Paris: Tag und Nacht Theater
Mit 21 Jahren geht «Dügg», wie er kurz genannt wird, nach Paris und besucht die Theaterschule des berühmten Brechtschülers Roger Blin.
Danach gründet er seine eigene Compagnie in der Pariser Vorstadt – «Tag und Nacht nur Theater», wie er sich später an diese Zeit erinnert. Eine wichtige, aber auch finanziell prekäre Zeit. Zu Essen gabs lediglich Haferflocken, Milch und Schokoladenpulver.
Eine neue Welt erschaffen
Doch bereits sechs Jahre danach inszeniert Werner Düggelin am Wiener Burgtheater. Sein Weg hat ihn von Paris nach Darmstadt geführt, wo seine Pariser Erfahrungen gefragt waren. Über Berlin, München und Wien kommt «Dügg» zurück nach Zürich.
1968 folgt der Ruf nach Basel, Düggelin ist gerade mal 39 Jahre alt. Es gelingt ihm, aus dem Dreispartenhaus – damals eine Provinzbühne – ein Haus zu machen, das international Massstäbe für zeitgenössisches Theater setzt.
«Als ich in Paris war, wollten alle eine neue Welt erschaffen. Die träumten von einer neuen Welt ohne Krieg. Man hatte Träume. Darum gab es auch so viele Dramatiker in Paris. 1968 ist etwas ganz Ähnliches passiert in Basel. Da wollte man auch wieder Neues, von etwas Besserem träumen», erinnert sich Düggelin in einer SRF Sendung von 1997.

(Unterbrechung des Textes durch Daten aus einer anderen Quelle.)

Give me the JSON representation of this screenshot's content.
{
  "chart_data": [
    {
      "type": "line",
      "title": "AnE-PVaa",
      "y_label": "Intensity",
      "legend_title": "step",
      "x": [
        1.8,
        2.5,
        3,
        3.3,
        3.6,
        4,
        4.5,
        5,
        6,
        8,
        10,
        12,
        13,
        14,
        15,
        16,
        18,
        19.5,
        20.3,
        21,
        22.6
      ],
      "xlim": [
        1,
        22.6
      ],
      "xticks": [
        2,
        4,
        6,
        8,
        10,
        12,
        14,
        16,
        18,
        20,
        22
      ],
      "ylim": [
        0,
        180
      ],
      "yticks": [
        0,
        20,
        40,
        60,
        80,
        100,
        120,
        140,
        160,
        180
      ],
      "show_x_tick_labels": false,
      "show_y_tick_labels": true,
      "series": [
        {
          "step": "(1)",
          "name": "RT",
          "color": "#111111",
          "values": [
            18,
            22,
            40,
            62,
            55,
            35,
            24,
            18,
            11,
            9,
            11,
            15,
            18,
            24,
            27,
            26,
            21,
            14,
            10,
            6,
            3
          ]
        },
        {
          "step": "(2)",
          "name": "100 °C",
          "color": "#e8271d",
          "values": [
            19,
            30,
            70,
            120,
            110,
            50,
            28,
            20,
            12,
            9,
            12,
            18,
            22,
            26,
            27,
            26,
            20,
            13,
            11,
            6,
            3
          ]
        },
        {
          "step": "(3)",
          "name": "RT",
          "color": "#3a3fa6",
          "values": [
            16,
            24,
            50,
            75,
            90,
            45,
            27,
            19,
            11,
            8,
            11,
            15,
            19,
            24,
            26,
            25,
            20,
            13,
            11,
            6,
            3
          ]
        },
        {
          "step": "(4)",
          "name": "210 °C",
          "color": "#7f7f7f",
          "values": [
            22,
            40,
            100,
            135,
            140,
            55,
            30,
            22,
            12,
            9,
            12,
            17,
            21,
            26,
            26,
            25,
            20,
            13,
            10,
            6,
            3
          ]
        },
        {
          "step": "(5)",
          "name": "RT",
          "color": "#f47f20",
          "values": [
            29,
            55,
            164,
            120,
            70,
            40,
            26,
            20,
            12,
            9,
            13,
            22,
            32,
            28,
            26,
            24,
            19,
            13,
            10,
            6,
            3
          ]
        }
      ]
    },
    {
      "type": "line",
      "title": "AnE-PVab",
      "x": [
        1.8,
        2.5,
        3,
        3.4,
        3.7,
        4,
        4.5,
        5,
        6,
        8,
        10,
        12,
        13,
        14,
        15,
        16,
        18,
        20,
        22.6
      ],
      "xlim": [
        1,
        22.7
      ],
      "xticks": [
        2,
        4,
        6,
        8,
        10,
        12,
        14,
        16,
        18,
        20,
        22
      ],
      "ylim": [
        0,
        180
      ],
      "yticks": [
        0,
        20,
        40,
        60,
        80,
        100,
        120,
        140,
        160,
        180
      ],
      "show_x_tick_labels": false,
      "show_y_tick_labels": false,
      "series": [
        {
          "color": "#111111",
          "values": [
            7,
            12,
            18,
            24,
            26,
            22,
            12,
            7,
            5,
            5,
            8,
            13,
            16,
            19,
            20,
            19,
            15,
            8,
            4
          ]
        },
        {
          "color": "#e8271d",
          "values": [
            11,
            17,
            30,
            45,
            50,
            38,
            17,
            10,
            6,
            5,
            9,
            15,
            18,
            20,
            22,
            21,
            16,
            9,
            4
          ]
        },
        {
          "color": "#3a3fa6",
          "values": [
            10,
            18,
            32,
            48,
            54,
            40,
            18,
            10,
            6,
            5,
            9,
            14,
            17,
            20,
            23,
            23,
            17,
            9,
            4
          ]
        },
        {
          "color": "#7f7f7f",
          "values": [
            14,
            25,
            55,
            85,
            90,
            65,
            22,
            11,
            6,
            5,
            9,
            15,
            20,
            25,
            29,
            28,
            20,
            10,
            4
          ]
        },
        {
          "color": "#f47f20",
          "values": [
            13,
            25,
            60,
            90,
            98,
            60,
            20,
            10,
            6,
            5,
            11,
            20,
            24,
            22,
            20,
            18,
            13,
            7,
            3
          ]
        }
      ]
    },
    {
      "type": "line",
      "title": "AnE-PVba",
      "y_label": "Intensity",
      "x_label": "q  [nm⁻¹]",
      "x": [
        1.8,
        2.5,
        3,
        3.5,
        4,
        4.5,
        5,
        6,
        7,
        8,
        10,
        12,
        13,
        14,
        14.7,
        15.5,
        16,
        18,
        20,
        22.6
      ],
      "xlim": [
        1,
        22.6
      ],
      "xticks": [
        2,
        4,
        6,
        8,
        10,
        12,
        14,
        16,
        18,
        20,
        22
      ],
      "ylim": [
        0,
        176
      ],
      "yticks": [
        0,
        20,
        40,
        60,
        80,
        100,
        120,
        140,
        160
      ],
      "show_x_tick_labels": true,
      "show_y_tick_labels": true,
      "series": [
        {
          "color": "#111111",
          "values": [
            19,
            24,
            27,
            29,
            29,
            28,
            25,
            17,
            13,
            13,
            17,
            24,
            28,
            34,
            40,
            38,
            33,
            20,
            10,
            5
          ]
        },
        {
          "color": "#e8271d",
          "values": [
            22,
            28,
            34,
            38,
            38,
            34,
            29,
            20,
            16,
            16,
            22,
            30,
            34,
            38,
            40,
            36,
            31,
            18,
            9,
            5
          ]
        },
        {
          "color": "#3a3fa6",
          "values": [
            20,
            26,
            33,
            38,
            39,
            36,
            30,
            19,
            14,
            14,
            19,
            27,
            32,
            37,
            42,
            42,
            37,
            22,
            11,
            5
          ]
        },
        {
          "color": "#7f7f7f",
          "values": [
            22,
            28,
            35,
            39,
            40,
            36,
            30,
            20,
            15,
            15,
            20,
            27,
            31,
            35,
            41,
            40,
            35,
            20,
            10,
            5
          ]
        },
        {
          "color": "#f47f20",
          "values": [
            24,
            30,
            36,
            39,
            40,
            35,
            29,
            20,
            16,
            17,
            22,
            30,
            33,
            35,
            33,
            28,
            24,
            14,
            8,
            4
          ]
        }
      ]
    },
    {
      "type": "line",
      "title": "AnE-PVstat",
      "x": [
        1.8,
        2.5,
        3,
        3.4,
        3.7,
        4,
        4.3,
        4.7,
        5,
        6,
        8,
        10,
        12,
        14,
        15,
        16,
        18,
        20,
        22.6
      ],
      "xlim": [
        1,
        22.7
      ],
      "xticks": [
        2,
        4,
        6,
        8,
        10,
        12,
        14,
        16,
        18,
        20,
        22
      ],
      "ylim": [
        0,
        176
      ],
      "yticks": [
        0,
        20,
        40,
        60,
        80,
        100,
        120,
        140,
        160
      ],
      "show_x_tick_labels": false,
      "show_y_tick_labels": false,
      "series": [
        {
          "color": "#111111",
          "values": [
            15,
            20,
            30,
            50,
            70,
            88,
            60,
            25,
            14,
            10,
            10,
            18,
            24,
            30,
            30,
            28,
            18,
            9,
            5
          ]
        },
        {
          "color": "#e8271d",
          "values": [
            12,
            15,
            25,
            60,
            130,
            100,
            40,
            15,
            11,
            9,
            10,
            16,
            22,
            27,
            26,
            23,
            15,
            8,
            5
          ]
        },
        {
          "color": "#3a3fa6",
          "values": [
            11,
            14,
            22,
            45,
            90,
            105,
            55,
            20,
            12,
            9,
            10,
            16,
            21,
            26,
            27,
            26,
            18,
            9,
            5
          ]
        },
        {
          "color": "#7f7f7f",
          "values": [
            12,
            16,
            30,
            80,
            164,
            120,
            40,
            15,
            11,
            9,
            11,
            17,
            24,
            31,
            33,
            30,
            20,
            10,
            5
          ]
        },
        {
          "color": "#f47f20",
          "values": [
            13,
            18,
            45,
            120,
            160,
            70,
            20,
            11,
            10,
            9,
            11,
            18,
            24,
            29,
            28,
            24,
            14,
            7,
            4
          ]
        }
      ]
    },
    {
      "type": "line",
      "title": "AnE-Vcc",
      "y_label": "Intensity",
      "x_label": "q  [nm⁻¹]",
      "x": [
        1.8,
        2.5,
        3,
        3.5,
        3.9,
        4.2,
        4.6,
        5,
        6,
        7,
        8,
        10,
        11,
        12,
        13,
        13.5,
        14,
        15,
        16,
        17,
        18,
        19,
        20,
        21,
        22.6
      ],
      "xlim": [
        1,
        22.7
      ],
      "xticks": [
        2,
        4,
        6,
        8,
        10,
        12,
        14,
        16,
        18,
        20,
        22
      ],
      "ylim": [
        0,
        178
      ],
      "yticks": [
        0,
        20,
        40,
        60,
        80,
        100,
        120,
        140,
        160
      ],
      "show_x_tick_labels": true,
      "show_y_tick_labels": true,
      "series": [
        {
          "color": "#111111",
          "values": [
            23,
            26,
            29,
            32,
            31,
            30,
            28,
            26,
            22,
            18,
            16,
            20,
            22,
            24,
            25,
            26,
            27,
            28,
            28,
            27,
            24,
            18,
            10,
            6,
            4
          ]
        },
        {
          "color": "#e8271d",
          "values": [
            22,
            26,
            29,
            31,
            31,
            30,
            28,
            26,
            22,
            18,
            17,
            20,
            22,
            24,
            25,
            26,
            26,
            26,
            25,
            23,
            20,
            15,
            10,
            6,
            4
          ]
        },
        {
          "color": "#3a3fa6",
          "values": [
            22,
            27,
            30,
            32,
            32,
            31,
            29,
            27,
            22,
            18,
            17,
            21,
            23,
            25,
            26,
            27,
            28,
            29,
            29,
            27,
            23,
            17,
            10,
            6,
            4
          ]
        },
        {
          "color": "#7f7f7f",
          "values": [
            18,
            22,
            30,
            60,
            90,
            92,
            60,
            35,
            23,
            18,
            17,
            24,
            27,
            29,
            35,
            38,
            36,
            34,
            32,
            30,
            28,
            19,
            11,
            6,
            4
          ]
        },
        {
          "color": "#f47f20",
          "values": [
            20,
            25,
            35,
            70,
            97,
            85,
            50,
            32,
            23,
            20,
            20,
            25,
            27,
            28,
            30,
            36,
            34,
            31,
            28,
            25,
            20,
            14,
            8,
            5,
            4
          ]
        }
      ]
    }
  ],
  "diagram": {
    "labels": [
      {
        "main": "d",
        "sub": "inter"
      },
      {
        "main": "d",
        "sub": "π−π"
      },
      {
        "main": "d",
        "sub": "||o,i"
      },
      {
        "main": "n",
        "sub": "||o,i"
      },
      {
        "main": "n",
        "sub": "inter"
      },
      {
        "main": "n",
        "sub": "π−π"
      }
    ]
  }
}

Den Künstlerinnen und Künstlern verpflichtet
Düggelin war ein engagierter Chef, der sich gewissen Gepflogenheiten des Theaterbetriebs auch widersetzt. Und als Regisseur verpflichtete er sich stets voll und ganz den Künstlerinnen und Künstlern – «Ich brauche diese enge Beziehung», sagte er. «Das hat viel mit gegenseitigem Vertrauen zu tun. Sonst interessiert mich dieser Job nicht.»
Werner Düggelin war aber auch ein politischer Direktor, öffnete die Türen seines Theaters für ein Rockkonzert und hatte ein gutes Gespür für die richtigen Menschen, die sich in seinem Umfeld entwickeln konnten.
Autodidakt und Lausbub
Er war glühender Fussballfan und seine Begeisterungsfähigkeit – im Stadion wie am Regiepult – sind legendär. Wie auch sein konzessionsloser Wille, immer nur das zu tun, was ihm Spass machte – «und zwar nur das. Und alle, manchmal auch unangenehme Folgen davon, zu akzeptieren.»
Werner Düggelin war der wohl letzte lebende Altmeister der Regie – ein Autodidakt und Lausbub, der mit seinem künstlerischen Credo «Clarté et Simplicité» die Theaterlandschaft nicht nur der Schweiz und viele Generationen von Bühnenkünstlern und -künstlerinnen bereichert und geprägt hat.
Düggelin starb in der Nacht auf heute in Basel.